Consider a 3-party transaction with A, B and C.
The flow is the following:
new -> setupA -> setupB -> setupC -> signC -> signB -> signA
Let's say B calls the following two at setup and sign steps
contract setup --receive=5
contract sign
We have 3 partial signatures with (pubkey, nonce, sig) pairs:
(pubA, nonceA, sigA), (pubB, nonceB, sigB), (pubC, nonceC, sigC)
When party B signs, they:
- verify all the partial signatures till now (for pubC)
- add together all the pubkeys to get the total kernel and compute the challenge
e
for it - produce a partial signature
If anyone after B cancels pubB
e.g. pubC = -pubB + x*G
, then the partial signature for pubC will not be valid because they
can't know the private key for -pubB
.
This means that you know nobody after you was able to cancel your pubkey because you can verify partial sigs from them.
Nobody before you could also not cancel your pubkey because they were defined before you picked your key.
This means that your wallet MUST remember the (partial_excess, partial_nonce) pairs it saw at the setup
stage. Otherwise, C could set a different key for A e.g. set it to pubA = -pubB + x*G; nonceA = -nonceB + y*G
.
Making partial excess and nonces be:
(-pubB + x*G, -nonceB + y*G), (pubB, nonceB), (pubC, nonceC)
K = -pubB + x*G + pubB + pubC
= x*G + pubC
R = -nonceB + y*G + nonceB + nonceC
= y*G + nonceC
e = H(K | R) # note that these have nothing from B
The wallet from B would check the partial sig from C which would be valid and sign a payment proof stating "if kernel K gets on the chain I was paid". Party A and C could simply construct a new transaction with the same kernel because they know all the values in the total K and R. Since B signed a payment proof saying that if this kernel lands on the chain, A and C were able to scam the receiver B.
Consider the setup phase is setupA -> setupB -> setupC
, but B
is the first to do the sign step. This means that C
would be able to set pubC = -pubB + x*G; nonceC = -nonceB + y*G
. This is the same attack as the one above.

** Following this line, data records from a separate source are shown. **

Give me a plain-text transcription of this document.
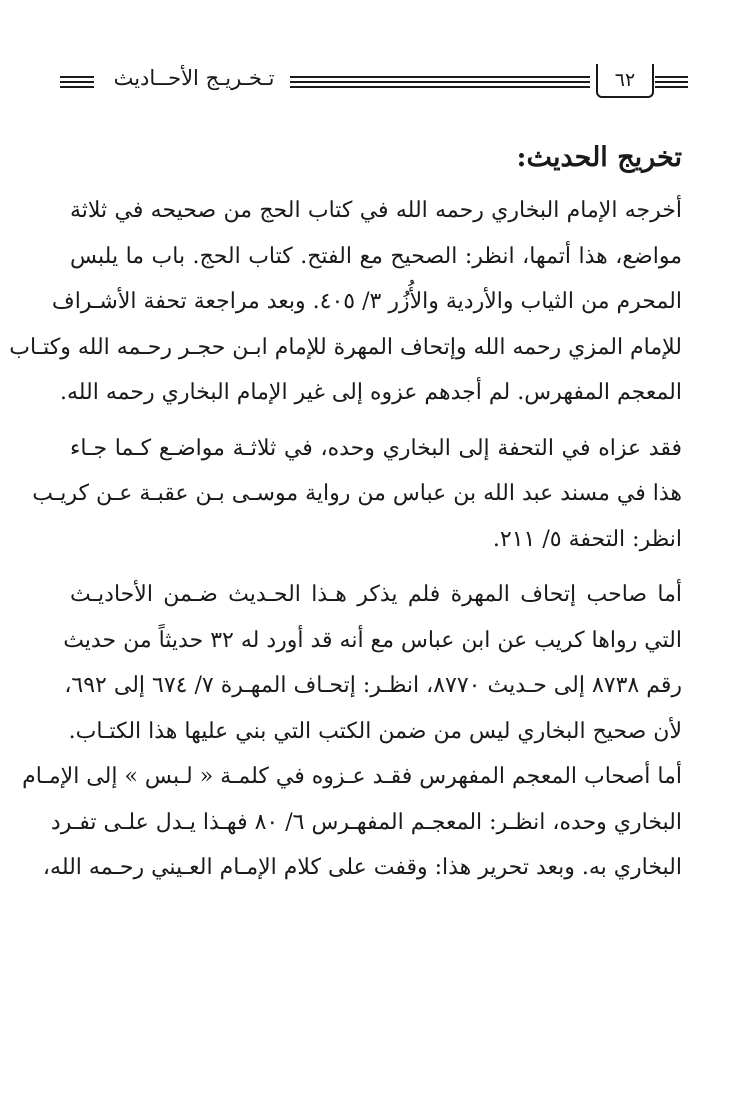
تـخـريـج الأحــاديث	٦٢
تخريج الحديث:

أخرجه الإمام البخاري رحمه الله في كتاب الحج من صحيحه في ثلاثة
مواضع، هذا أتمها، انظر: الصحيح مع الفتح. كتاب الحج. باب ما يلبس
المحرم من الثياب والأردية والأُزُر ٣/ ٤٠٥. وبعد مراجعة تحفة الأشـراف
للإمام المزي رحمه الله وإتحاف المهرة للإمام ابـن حجـر رحـمه الله وكتـاب
المعجم المفهرس. لم أجدهم عزوه إلى غير الإمام البخاري رحمه الله.

فقد عزاه في التحفة إلى البخاري وحده، في ثلاثـة مواضـع كـما جـاء
هذا في مسند عبد الله بن عباس من رواية موسـى بـن عقبـة عـن كريـب
انظر: التحفة ٥/ ٢١١.

أما صاحب إتحاف المهرة فلم يذكر هـذا الحـديث ضـمن الأحاديـث
التي رواها كريب عن ابن عباس مع أنه قد أورد له ٣٢ حديثاً من حديث
رقم ٨٧٣٨ إلى حـديث ٨٧٧٠، انظـر: إتحـاف المهـرة ٧/ ٦٧٤ إلى ٦٩٢،
لأن صحيح البخاري ليس من ضمن الكتب التي بني عليها هذا الكتـاب.
أما أصحاب المعجم المفهرس فقـد عـزوه في كلمـة « لـبس » إلى الإمـام
البخاري وحده، انظـر: المعجـم المفهـرس ٦/ ٨٠ فهـذا يـدل علـى تفـرد
البخاري به. وبعد تحرير هذا: وقفت على كلام الإمـام العـيني رحـمه الله،
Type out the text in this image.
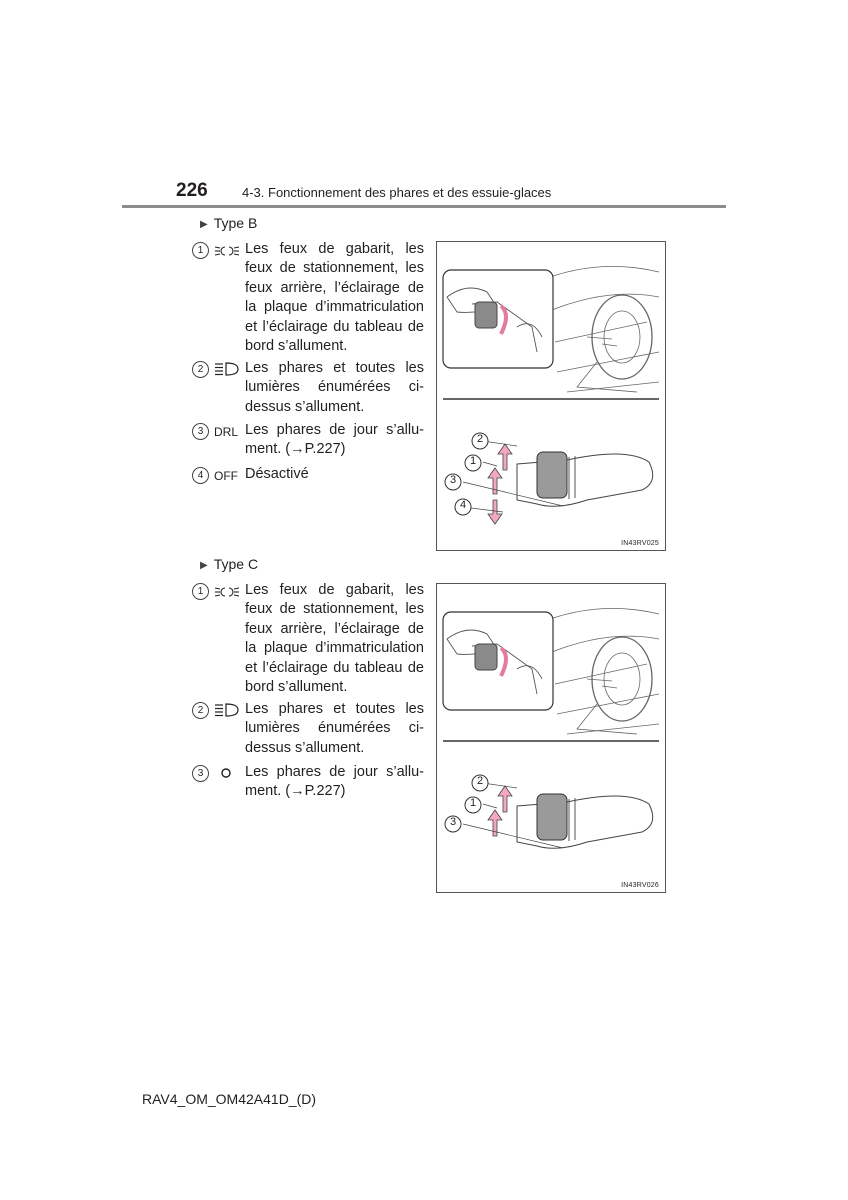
226	4-3. Fonctionnement des phares et des essuie-glaces
▶ Type B
1	Les feux de gabarit, les feux de stationnement, les feux arrière, l’éclairage de la plaque d’immatriculation et l’éclairage du tableau de bord s’allument.
2	Les phares et toutes les lumières énumérées ci-dessus s’allument.
3 DRL Les phares de jour s’allu-ment. (→P.227)
4 OFF Désactivé
2
1
3
4
IN43RV025
▶ Type C
1	Les feux de gabarit, les feux de stationnement, les feux arrière, l’éclairage de la plaque d’immatriculation et l’éclairage du tableau de bord s’allument.
2	Les phares et toutes les lumières énumérées ci-dessus s’allument.
3	Les phares de jour s’allu-ment. (→P.227)
2
1
3
IN43RV026
RAV4_OM_OM42A41D_(D)
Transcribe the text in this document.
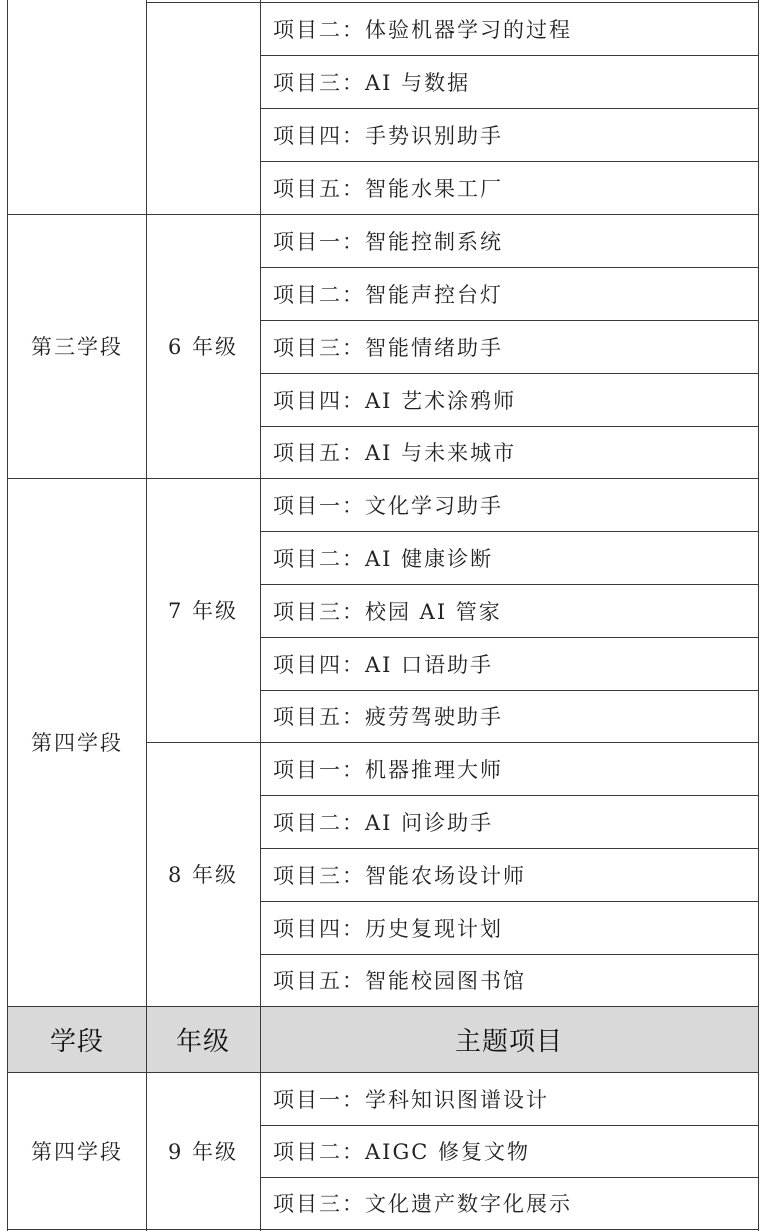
项目二：体验机器学习的过程
项目三：AI 与数据
项目四：手势识别助手
项目五：智能水果工厂
第三学段 6 年级
项目一：智能控制系统
项目二：智能声控台灯
项目三：智能情绪助手
项目四：AI 艺术涂鸦师
项目五：AI 与未来城市
第四学段
7 年级
项目一：文化学习助手
项目二：AI 健康诊断
项目三：校园 AI 管家
项目四：AI 口语助手
项目五：疲劳驾驶助手
8 年级
项目一：机器推理大师
项目二：AI 问诊助手
项目三：智能农场设计师
项目四：历史复现计划
项目五：智能校园图书馆
学段	年级	主题项目
第四学段 9 年级
项目一：学科知识图谱设计
项目二：AIGC 修复文物
项目三：文化遗产数字化展示
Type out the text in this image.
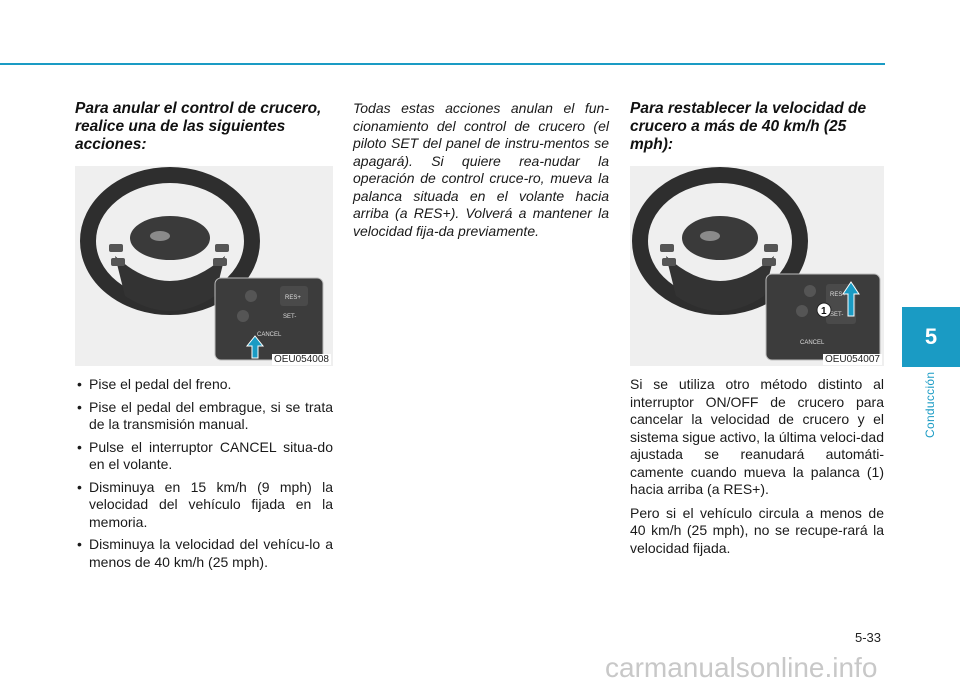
Para anular el control de crucero, realice una de las siguientes acciones:
RES+
SET-
CANCEL
OEU054008
• Pise el pedal del freno.
• Pise el pedal del embrague, si se trata de la transmisión manual.
• Pulse el interruptor CANCEL situa-do en el volante.
• Disminuya en 15 km/h (9 mph) la velocidad del vehículo fijada en la memoria.
• Disminuya la velocidad del vehícu-lo a menos de 40 km/h (25 mph).

Todas estas acciones anulan el fun-cionamiento del control de crucero (el piloto SET del panel de instru-mentos se apagará). Si quiere rea-nudar la operación de control cruce-ro, mueva la palanca situada en el volante hacia arriba (a RES+). Volverá a mantener la velocidad fija-da previamente.

Para restablecer la velocidad de crucero a más de 40 km/h (25 mph):
RES+
SET-
CANCEL
1
OEU054007

Si se utiliza otro método distinto al interruptor ON/OFF de crucero para cancelar la velocidad de crucero y el sistema sigue activo, la última veloci-dad ajustada se reanudará automáti-camente cuando mueva la palanca (1) hacia arriba (a RES+).

Pero si el vehículo circula a menos de 40 km/h (25 mph), no se recupe-rará la velocidad fijada.

5
Conducción
5-33
carmanualsonline.info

When extending this flow to 3 or more parties, it seems that you need to:
- remember the slate information you saw (there should be no changes to it between setup and sign phases)
- make sure that everyone that did setup after you also signs before you do and their partial signatures are valid
Another solution would be to add scaling to pubkeys, but this adds complexity to the underlying cryptographic scheme.
I want to share some lose ideas that are forming but lack mostly fundamental backing for now.
A) If I understand the problem correctly, the main issue is that if there are 3 or more parties is that you need to be sure that no one meddled with the setup before signing. Can this not be done by letting each party sign/commit to the state of the contact as additional information in the contract? As long as these signatures are there committing to the initial state all participants agree that the partial_excess, partial_nonce pairs it saw at the setup were not changed. This information can be shared as part of the message between nodes and can be used in the payment proof.
B) Perhaps a more strict version of idea A, how about first having all parties commit to the state, before putting any signatures?
So commit to setup parameters and out, in any order A, B, C, then sign in any order A, B, C. If A and B cheat C, C would have prove. Only cancelling the transaction might then be seen as proof of cheating.
C) Not sure it this idea makes sense, but I would think that perhaps having a initiator of a multiparty contract e.g. MultSig, providing additional security checks between interaction with other parties and could mitigate the chance of having any fraud and could help coordinate all the interactions. The initiator/coordinator can provide additional checks could make a transaction more secure. So instead of A-> B ->C interaction, do A- >B-> A -> C.
Meaning the initiator/orchestrate provides an additional check that the state is what it should be. I am aware I am just explaining a flow and not actual cryptographic steps here, but intuitively I think that having one wallet coordinating all the transactions somehow would make sense and would simplify multi-party transaction contracts.
D) as a more script version of C, how about fixing the order and committing to that as initiator/coordinator? Perhaps it would even make sense to fix the order of signing in advance since that would remove the ambiguity of not knowing in what state a transaction is in. Having the initiator do all the orchestration would at least mean that two people would have cooperate to scam. Lets say there would be a single receiver, why would the receiver ever want to cheat himself?
These are just lose thoughts, so I am hoping to get a better understanding from the feedback from people who do actually understand the cryptography behind this instead of just intuitively guessing like I do.